Yet we will go, where we are called.

Calling; we hear the song-birds
Calling out in love to each other.
Their song cheers our hearts,
As they break the silence of the forest.
But the call of the one who calls us,
Is far harder to distinguish, amidst
The bustling life of this jungle world.

And yet, we hold fast together,
Consult together, walk this narrow
Path, together, great comfort there.
And if some day the song-birds
Are all disturbed, flipping from
Tree to tree, cheeping with agitation,
Listen hard, they call to thee.

A Christmas Greeting dedicated to Matt & Rachel Sweet Vanderpoel, while spending an academic year in the DR Congo, knowing Matt's love of song-birds, and thinking also of Joachim Patinir's paintings of landscape, as an image of the pilgrimage of life, may this path leave its mark on you, as you leave your mark on it. – JW, Dec 21, 2009.
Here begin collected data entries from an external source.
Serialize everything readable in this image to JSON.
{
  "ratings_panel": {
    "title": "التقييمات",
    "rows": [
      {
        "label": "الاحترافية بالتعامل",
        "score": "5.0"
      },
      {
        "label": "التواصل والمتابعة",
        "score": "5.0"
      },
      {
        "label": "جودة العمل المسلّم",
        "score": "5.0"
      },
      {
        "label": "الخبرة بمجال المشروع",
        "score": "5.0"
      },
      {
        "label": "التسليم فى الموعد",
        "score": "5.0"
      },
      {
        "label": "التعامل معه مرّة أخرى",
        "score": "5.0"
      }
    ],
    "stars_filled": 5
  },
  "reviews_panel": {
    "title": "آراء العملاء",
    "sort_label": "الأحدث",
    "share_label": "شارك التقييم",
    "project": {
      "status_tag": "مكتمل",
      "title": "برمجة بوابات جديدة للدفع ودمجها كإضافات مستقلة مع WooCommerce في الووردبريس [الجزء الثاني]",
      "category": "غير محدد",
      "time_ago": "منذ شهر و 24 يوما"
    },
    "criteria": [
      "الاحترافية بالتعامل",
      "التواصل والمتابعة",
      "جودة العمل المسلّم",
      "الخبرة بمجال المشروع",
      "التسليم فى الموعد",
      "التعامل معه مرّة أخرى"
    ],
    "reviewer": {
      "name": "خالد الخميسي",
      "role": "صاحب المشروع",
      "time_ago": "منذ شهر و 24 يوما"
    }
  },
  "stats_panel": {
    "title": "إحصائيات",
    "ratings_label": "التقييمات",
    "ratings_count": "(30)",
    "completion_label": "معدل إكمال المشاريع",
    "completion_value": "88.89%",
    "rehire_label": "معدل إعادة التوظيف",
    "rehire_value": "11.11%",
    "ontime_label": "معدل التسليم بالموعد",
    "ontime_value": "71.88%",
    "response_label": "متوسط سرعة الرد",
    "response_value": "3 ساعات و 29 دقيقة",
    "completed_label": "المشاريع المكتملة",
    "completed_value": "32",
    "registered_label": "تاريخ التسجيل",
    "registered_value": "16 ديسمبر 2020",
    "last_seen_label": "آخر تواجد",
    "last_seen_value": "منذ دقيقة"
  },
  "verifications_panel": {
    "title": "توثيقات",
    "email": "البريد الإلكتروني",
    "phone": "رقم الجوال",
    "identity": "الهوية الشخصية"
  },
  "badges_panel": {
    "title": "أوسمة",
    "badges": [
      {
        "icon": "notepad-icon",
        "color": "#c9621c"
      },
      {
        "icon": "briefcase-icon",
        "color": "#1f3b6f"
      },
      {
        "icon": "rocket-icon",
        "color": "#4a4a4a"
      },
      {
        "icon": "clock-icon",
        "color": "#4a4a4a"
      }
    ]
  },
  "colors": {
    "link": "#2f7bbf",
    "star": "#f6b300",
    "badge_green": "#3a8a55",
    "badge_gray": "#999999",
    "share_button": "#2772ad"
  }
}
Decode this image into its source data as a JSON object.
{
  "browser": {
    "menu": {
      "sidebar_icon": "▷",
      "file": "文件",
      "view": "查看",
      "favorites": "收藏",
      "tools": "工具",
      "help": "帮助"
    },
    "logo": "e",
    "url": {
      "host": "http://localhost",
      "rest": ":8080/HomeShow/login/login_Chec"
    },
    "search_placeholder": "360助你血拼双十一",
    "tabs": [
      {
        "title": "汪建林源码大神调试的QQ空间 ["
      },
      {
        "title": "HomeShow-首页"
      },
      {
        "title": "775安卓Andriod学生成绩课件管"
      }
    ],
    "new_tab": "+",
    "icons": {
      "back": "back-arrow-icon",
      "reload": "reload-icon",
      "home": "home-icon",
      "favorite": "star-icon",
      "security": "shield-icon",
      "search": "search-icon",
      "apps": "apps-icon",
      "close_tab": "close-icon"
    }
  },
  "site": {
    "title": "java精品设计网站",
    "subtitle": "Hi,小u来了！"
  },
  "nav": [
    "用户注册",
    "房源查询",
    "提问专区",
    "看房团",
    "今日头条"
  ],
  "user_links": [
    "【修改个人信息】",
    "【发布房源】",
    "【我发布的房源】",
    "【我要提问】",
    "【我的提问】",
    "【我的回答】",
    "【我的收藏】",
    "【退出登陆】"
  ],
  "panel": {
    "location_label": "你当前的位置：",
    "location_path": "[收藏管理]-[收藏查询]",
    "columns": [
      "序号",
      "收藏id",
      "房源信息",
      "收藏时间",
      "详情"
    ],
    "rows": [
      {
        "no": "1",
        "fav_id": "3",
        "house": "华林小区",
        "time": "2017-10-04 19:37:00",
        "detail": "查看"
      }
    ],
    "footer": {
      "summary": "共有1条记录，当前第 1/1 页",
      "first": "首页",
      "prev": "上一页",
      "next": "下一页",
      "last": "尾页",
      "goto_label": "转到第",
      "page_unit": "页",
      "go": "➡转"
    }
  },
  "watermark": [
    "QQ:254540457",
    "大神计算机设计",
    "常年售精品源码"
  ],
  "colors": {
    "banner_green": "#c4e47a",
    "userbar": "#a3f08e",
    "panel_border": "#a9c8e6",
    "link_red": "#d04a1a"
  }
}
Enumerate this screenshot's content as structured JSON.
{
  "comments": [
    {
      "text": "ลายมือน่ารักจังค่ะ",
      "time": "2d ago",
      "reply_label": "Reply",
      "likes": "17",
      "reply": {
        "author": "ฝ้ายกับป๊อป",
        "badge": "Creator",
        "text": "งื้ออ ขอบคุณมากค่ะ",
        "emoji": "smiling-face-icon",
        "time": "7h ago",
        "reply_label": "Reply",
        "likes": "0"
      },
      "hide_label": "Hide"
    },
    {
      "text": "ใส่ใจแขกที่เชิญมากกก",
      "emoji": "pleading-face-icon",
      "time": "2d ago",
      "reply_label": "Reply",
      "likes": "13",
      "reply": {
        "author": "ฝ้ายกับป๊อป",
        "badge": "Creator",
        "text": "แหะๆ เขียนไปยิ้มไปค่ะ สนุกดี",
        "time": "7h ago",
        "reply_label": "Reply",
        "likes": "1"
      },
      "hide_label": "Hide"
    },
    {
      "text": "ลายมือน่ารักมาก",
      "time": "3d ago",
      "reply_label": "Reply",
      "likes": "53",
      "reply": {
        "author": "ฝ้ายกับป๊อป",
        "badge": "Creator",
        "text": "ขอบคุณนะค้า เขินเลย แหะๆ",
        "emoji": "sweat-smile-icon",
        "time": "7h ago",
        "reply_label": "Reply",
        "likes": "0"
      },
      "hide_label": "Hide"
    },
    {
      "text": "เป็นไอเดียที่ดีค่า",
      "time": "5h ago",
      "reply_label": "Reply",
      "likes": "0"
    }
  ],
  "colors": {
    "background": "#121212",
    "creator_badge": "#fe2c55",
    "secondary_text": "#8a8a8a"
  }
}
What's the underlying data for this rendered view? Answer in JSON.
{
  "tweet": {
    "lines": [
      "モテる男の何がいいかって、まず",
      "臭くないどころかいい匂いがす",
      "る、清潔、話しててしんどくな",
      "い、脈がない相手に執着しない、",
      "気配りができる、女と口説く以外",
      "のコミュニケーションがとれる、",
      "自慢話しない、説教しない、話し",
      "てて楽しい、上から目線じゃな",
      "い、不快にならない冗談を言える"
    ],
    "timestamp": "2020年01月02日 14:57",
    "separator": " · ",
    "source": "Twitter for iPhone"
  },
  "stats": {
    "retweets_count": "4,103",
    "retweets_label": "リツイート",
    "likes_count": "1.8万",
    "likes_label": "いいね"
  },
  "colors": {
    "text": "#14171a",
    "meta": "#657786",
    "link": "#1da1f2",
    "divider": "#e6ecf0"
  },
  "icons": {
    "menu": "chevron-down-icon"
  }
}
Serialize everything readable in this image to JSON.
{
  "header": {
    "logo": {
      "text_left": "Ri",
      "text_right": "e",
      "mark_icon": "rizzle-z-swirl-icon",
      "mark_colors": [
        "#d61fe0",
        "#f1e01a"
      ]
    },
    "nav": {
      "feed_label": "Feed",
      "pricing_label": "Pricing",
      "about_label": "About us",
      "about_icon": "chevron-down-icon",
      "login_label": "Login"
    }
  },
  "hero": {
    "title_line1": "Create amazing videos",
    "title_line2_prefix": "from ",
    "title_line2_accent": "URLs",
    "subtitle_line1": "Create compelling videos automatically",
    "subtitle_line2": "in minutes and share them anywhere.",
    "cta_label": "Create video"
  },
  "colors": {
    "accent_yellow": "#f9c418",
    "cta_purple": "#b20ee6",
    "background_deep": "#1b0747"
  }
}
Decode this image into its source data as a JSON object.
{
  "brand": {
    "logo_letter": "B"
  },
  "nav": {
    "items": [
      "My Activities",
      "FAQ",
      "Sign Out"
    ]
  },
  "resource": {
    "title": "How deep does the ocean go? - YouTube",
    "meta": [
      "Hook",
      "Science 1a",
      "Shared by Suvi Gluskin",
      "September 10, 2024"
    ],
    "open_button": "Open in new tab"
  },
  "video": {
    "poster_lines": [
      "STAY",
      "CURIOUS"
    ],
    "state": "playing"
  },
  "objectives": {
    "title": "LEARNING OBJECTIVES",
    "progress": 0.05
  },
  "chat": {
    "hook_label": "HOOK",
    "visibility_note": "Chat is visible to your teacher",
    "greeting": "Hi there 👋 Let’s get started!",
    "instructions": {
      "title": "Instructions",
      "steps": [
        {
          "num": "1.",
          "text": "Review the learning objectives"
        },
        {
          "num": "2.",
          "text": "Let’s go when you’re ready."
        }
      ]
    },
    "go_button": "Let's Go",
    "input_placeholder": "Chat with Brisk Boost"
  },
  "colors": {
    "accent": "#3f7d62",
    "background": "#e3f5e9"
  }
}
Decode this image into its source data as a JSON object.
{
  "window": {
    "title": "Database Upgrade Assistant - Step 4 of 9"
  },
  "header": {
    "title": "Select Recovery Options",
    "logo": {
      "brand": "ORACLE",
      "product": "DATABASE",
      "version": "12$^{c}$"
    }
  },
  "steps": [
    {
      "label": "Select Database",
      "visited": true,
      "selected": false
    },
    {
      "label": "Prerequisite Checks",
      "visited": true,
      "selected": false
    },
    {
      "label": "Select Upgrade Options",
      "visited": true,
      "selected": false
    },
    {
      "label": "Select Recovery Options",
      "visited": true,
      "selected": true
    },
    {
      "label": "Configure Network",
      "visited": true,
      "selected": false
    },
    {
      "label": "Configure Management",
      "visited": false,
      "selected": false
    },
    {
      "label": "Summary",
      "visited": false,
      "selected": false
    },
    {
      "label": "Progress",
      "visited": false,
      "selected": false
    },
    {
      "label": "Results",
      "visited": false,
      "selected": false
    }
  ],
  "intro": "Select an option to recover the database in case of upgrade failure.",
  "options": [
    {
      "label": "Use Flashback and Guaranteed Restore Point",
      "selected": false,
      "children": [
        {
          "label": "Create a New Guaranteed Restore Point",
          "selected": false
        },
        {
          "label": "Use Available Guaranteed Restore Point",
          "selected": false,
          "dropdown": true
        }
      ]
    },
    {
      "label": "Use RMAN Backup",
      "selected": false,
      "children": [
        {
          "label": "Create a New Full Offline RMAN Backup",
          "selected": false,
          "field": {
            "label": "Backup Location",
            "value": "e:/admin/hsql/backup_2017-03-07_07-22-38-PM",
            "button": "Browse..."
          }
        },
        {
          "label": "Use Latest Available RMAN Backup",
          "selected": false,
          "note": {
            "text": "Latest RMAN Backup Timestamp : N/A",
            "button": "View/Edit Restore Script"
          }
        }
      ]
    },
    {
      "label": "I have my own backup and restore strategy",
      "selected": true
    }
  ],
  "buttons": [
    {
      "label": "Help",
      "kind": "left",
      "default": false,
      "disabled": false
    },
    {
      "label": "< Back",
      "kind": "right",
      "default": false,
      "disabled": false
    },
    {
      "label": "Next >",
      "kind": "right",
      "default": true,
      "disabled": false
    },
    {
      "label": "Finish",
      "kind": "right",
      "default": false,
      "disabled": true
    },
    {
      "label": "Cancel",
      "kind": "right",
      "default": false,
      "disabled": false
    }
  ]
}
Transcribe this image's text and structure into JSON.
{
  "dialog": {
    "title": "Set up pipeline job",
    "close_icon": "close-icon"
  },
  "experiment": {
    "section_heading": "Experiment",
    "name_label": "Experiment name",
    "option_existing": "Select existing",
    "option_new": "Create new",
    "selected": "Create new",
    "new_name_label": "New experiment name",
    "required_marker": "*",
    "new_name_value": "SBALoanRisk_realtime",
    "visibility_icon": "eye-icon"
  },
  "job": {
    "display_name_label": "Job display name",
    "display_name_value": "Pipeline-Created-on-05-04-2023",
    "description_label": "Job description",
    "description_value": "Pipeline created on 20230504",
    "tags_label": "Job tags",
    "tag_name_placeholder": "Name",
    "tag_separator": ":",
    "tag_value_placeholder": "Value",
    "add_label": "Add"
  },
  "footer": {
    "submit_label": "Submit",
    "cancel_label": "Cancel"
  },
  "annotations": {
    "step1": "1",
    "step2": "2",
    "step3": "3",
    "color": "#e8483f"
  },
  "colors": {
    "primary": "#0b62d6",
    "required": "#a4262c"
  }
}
Tuesday, December 15, 2009

One from me: "Back Next Spring," Dec. 2009


Back Next Spring, 2009, originally uploaded by johnwalford.

"Back next Spring"

Now half-way through December,
Chilliest day since last February,
We are told. My mind heavy, slow,
Seeking oxygen, led me outdoors,
Over brittle, frost-chilled snow
To my woodland thinking stool.

Too cold to sit, I thought to pass,
When this little note from Nature,
Wafted down in last night's wind,
Tucked in tightly under the wire,
Beckoned my eye, stirred my mind.
Its message, "Back next Spring."
--JW, Dec. 15, 2009

Flickr's thierry tillier's "(((((((((( / ," 2009 //


(((((((((( / ,, originally uploaded by thierry tillier.

"What then 2010?"

Two thousand and nine
Sorrow, pain, grime -
What hope then
Two thousand and ten?
Maybe - something sublime!
--JW, Dec 15, 2009

Thursday, December 10, 2009

John the Apostle at the Death of the Virgin



Pieter Bruegel the Elder, The Death of the Virgin, c. 1564, grisaille, Upton House, Banbury, Oxfordshire, England, first owned by the famous Antwerp cartographer, and friend of Bruegel, Abraham Ortelius, and later owned by the Flemish painter, Peter Paul Rubens.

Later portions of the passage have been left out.